C) Devletin hüküm ve tasarrufu altında bulunan kayalar, tepeler, dağlar (bunlardan
çıkan kaynaklar) gibi, tarıma elverişli olmayan sahipsiz yerler ile deniz, göl, nehir gibi genel
sular tescil ve sınırlandırmaya tabi değildir, istisnalar saklıdır.
D) Devletin hüküm ve tasarrufu altında bulunan ormanlar, bu Kanunda hüküm
bulunmayan hallerde, özel kanunları hükümlerine tabidir.”
3402 sayılı Kadastro Kanunu’nun 16. maddesindeki kamu malları sınıflandırmasında; 1)
kamunun ortak kullanılmasına ayrılan yerler, 2) bir kamu hizmetinin görülmesine ayrılan yerler ve
3) Devletin hüküm ve tasarrufu altında bulunan yerler olmak üzere üçlü bir sınıflandırma
yapılmıştır.
Öğretide ve yargı kararlarında çoğu zaman, Kadastro Kanunu’nun 16. maddesindeki
kamu malları sınıflandırması esas alınmaktadır.
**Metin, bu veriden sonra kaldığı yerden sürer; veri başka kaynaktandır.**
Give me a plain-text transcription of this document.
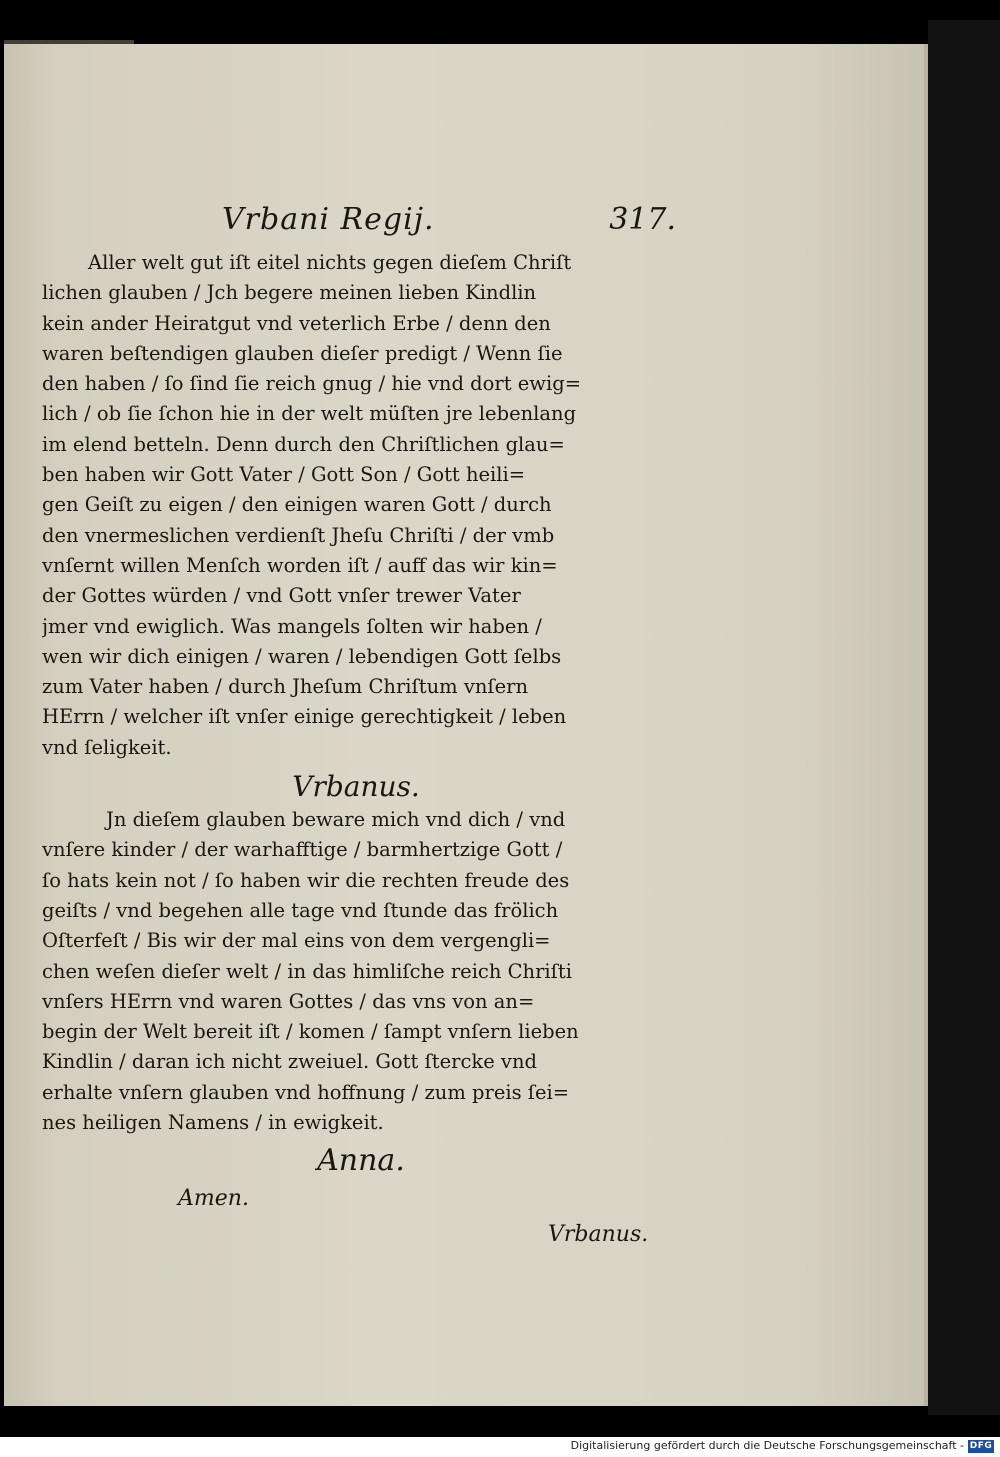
Vrbani Regij.	317.

Aller welt gut iſt eitel nichts gegen dieſem Chriſt
lichen glauben / Jch begere meinen lieben Kindlin
kein ander Heiratgut vnd veterlich Erbe / denn den
waren beſtendigen glauben dieſer predigt / Wenn ſie
den haben / ſo ſind ſie reich gnug / hie vnd dort ewig=
lich / ob ſie ſchon hie in der welt müſten jre lebenlang
im elend betteln. Denn durch den Chriſtlichen glau=
ben haben wir Gott Vater / Gott Son / Gott heili=
gen Geiſt zu eigen / den einigen waren Gott / durch
den vnermeslichen verdienſt Jheſu Chriſti / der vmb
vnſernt willen Menſch worden iſt / auff das wir kin=
der Gottes würden / vnd Gott vnſer trewer Vater
jmer vnd ewiglich. Was mangels ſolten wir haben /
wen wir dich einigen / waren / lebendigen Gott ſelbs
zum Vater haben / durch Jheſum Chriſtum vnſern
HErrn / welcher iſt vnſer einige gerechtigkeit / leben
vnd ſeligkeit.

Vrbanus.

Jn dieſem glauben beware mich vnd dich / vnd
vnſere kinder / der warhafftige / barmhertzige Gott /
ſo hats kein not / ſo haben wir die rechten freude des
geiſts / vnd begehen alle tage vnd ſtunde das frölich
Oſterfeſt / Bis wir der mal eins von dem vergengli=
chen weſen dieſer welt / in das himliſche reich Chriſti
vnſers HErrn vnd waren Gottes / das vns von an=
begin der Welt bereit iſt / komen / ſampt vnſern lieben
Kindlin / daran ich nicht zweiuel. Gott ſtercke vnd
erhalte vnſern glauben vnd hoffnung / zum preis ſei=
nes heiligen Namens / in ewigkeit.

Anna.
Amen.
Vrbanus.
Digitalisierung gefördert durch die Deutsche Forschungsgemeinschaft - DFG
Kamu ile ilişikli tüm taşınmazları konu alan bir sınıflandırmada, “kamu malları” üst
başlığının kullanılması, kavramın zorunlu olarak Kadastro Kanunu’nun 16. maddesindeki
“kamu malları” sınıflandırması içine hapsolması, bu yönüyle kamu hizmetlerinde
kullanılmayan, kamunun gelir getirici nitelikteki taşınmazlarını dışlaması, devlet/kamutaşınmaz ilişkisinin niteliğini belirlemede, kapsayıcılık ve belirleyicilik yönleriyle eksik bir
tercih olduğu açıktır. Bu durumda Kadastro Kanunu’nun kamu malları sınıflandırması, kamu
ile ilişikli taşınmazlar arasında kamunun özel taşınmazlarının yanında ancak bir alt kavram
olabilir.. Bu nedenle kamu taşınmaz kaynaklarının tümünü konu alan bir sınıflandırmada,
taşınmaz türlerinin genel olarak işlevsel açıdan ağır basan yönleri dikkate alınarak, Kadastro
Kanunu’nun kamu malları sınıflandırmasına, anılan taşınmazların tescil yönü ile ilgili
değerlendirmelerde başvurulması yerinde olacaktır.
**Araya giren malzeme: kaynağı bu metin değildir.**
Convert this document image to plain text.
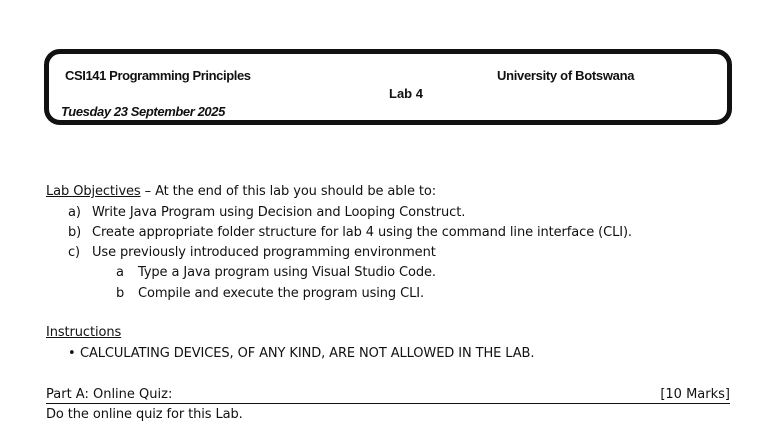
CSI141 Programming Principles	University of Botswana
Lab 4
Tuesday 23 September 2025
Lab Objectives – At the end of this lab you should be able to:
a) Write Java Program using Decision and Looping Construct.
b) Create appropriate folder structure for lab 4 using the command line interface (CLI).
c) Use previously introduced programming environment
a Type a Java program using Visual Studio Code.
b Compile and execute the program using CLI.
Instructions
• CALCULATING DEVICES, OF ANY KIND, ARE NOT ALLOWED IN THE LAB.
Part A: Online Quiz:	[10 Marks]
Do the online quiz for this Lab.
Bunun yanı sıra “devlet malları” üst başlığı altında, “kamu malları” ve “devletin özel
malları” olmak üzere ikili bir sınıflandırma üzerinde görüş birliği vardır.
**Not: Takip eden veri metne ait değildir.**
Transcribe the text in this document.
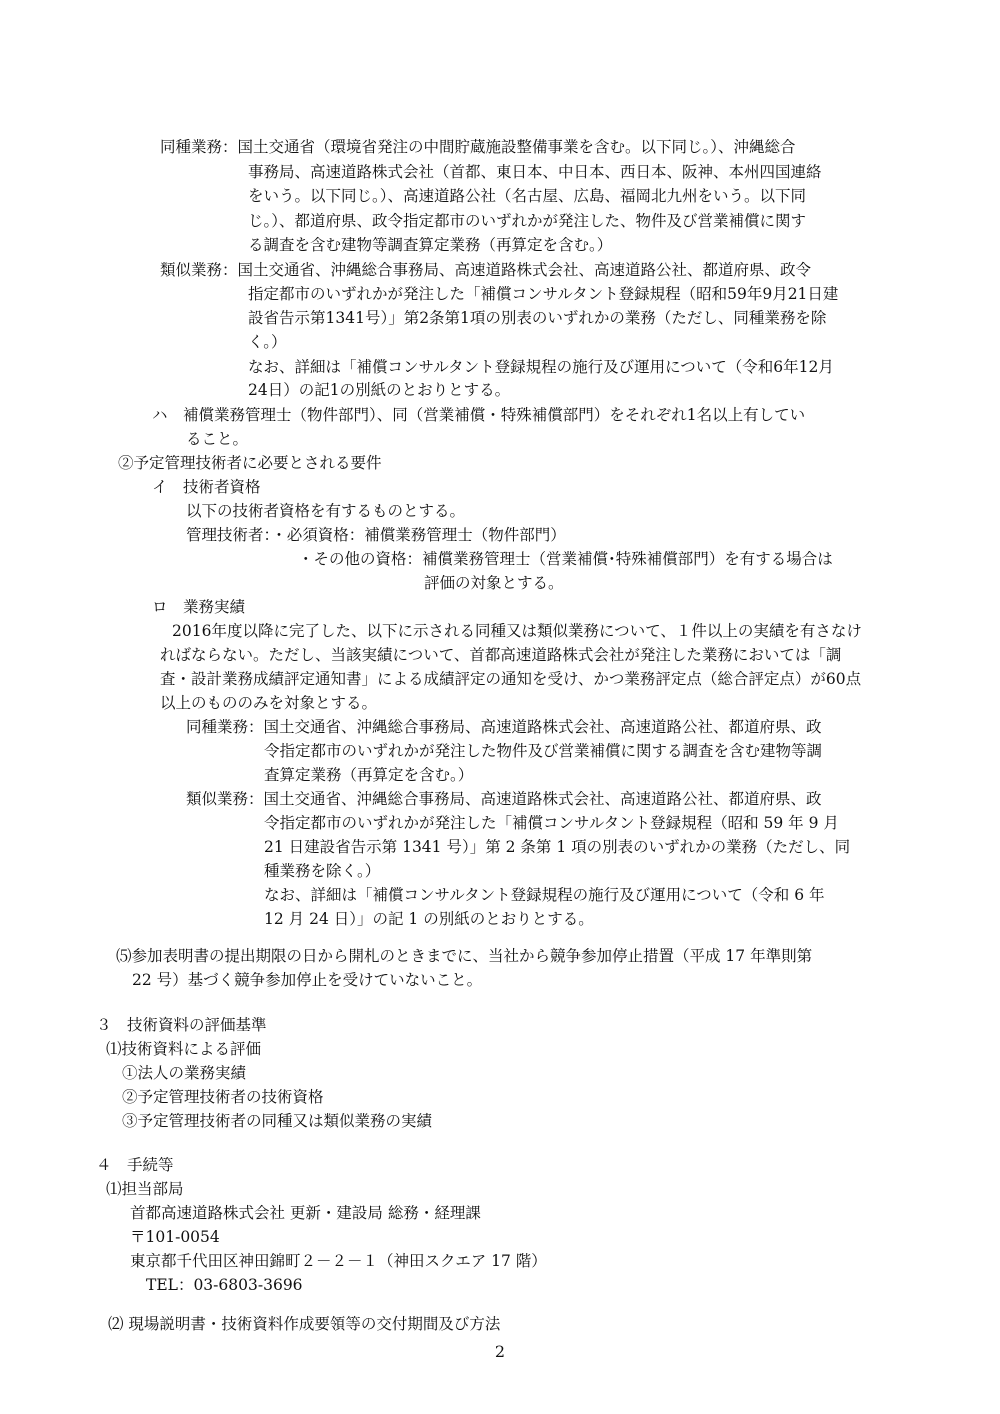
同種業務：国土交通省（環境省発注の中間貯蔵施設整備事業を含む。以下同じ。）、沖縄総合
事務局、高速道路株式会社（首都、東日本、中日本、西日本、阪神、本州四国連絡
をいう。以下同じ。）、高速道路公社（名古屋、広島、福岡北九州をいう。以下同
じ。）、都道府県、政令指定都市のいずれかが発注した、物件及び営業補償に関す
る調査を含む建物等調査算定業務（再算定を含む。）
類似業務：国土交通省、沖縄総合事務局、高速道路株式会社、高速道路公社、都道府県、政令
指定都市のいずれかが発注した「補償コンサルタント登録規程（昭和59年9月21日建
設省告示第1341号）」第2条第1項の別表のいずれかの業務（ただし、同種業務を除
く。）
なお、詳細は「補償コンサルタント登録規程の施行及び運用について（令和6年12月
24日）の記1の別紙のとおりとする。
ハ　補償業務管理士（物件部門）、同（営業補償・特殊補償部門）をそれぞれ1名以上有してい
ること。
②予定管理技術者に必要とされる要件
イ　技術者資格
以下の技術者資格を有するものとする。
管理技術者：・必須資格：補償業務管理士（物件部門）
・その他の資格：補償業務管理士（営業補償･特殊補償部門）を有する場合は
評価の対象とする。
ロ　業務実績
2016年度以降に完了した、以下に示される同種又は類似業務について、１件以上の実績を有さなけ
ればならない。ただし、当該実績について、首都高速道路株式会社が発注した業務においては「調
査・設計業務成績評定通知書」による成績評定の通知を受け、かつ業務評定点（総合評定点）が60点
以上のもののみを対象とする。
同種業務：国土交通省、沖縄総合事務局、高速道路株式会社、高速道路公社、都道府県、政
令指定都市のいずれかが発注した物件及び営業補償に関する調査を含む建物等調
査算定業務（再算定を含む｡）
類似業務：国土交通省、沖縄総合事務局、高速道路株式会社、高速道路公社、都道府県、政
令指定都市のいずれかが発注した「補償コンサルタント登録規程（昭和 59 年 9 月
21 日建設省告示第 1341 号）」第 2 条第 1 項の別表のいずれかの業務（ただし、同
種業務を除く｡）
なお、詳細は「補償コンサルタント登録規程の施行及び運用について（令和 6 年
12 月 24 日）」の記 1 の別紙のとおりとする。
⑸参加表明書の提出期限の日から開札のときまでに、当社から競争参加停止措置（平成 17 年準則第
22 号）基づく競争参加停止を受けていないこと。
３　技術資料の評価基準
⑴技術資料による評価
①法人の業務実績
②予定管理技術者の技術資格
③予定管理技術者の同種又は類似業務の実績
４　手続等
⑴担当部局
首都高速道路株式会社 更新・建設局 総務・経理課
〒101-0054
東京都千代田区神田錦町２－２－１（神田スクエア 17 階）
TEL：03-6803-3696
⑵ 現場説明書・技術資料作成要領等の交付期間及び方法
2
Anayasa Mahkemesinin 03.07.1986 tarih, 1986/10E., 1986/19K. sayılı kararına göre de
“Kamu tüzelkişilerine ait taşınmazların bir bölümü doğrudan kamu hizmetine ve kamunun
yararlanmasına özgülendiği halde (kamu emlaki); bir bölümü kamu hizmetine ayrılmadan gelir
getirmek amacıyla kullanılabilmektedir (özel emlak). Özel emlak, kamu idaresinin, kamu
hizmetine doğrudan özgülemediği, üzerinde işletme, kiraya verme ve satma gibi yetkilere sahip
bulunduğu taşınmazlardır. Bunlar, kamu idarelerinin gelir kaynaklarından birini
oluştururlar.”
Kamu malları-devletin özel malları ayrımı paralelinde, öğretideki genel kabul görmüş
Devlet malları sınıflandırmasına, diğer kamu tüzel kişilerinin sahip oldukları taşınmazlar
yanında nicelik ve nitelik olarak önemli bir ağırlığı olan Hazinenin özel mülkiyetindeki ve diğer
Kamu Tüzel Kişileri adına tapuda kayıtlı taşınmazlar da eklenerek, devlet malları genel
sınıflandırmasının içeriği aşağıdaki şekilde belirlenebilir.
DEVLET MALLARI
Öğretide genel olarak kabul görmüş yukarıdaki sınıflandırmanın “Devlet Malları” üst
başlığı, tüm kamu kurum ve kuruluşlarının sahip oldukları mallar ile kamunun yararlanmasına
doğrudan ya da yasal/yönetsel bir işlemle tahsis edilmiş tüm malları içermesi yönüyle her ne
kadar birçok kavrama kıyasen kapsayıcı olsa da, “mallar” ifadesi ile tümüyle farklı yönetim
usullerine tabi olan devletin taşınır mallarını da içine dâhil etmesi gerekliliği ve ayrıca “devlet”
kavramı ile de idari açıdan Devlet-Hazine, kamu kurumları, yerel yönetim birimlerinden
hangilerinin kapsama dâhil olup olmadığı hususunda net olmaması nedenleriyle, duraksamalara
yol açacak niteliktedir.
Milli Parkların, Tabiat parklarının, Tabiatı Koruma Alanlarının Kamu malları içindeki
konumu
Kamu ile ilişikli taşınmazları sınıflandırma gayreti esasen, özel mülkiyet rejiminin
uygulanamayacağı, devir ve kullanım açısından korunaklı bir statüde olduğu varsayılan bir grup
taşınmazı, kamunun özel mülkiyetinde bulunan “diğer” taşınmazlardan ayırmak amaçlıdır ki,
bu grup taşınmazlar, ayrı bir kategori olarak incelenmesi gereken Devletin hüküm ve tasarrufu
altındaki yerlerdir. Bu çerçevede Devlet/Kamu-taşınmaz ilişkisinde karşımıza aslında iki tür
taşınmaz çıkmaktadır. Bunlar, kamunun özel mülkiyetindeki taşınmazlar ile Devletin hüküm
ve tasarrufu altındaki taşınmazlardır (yerlerdir).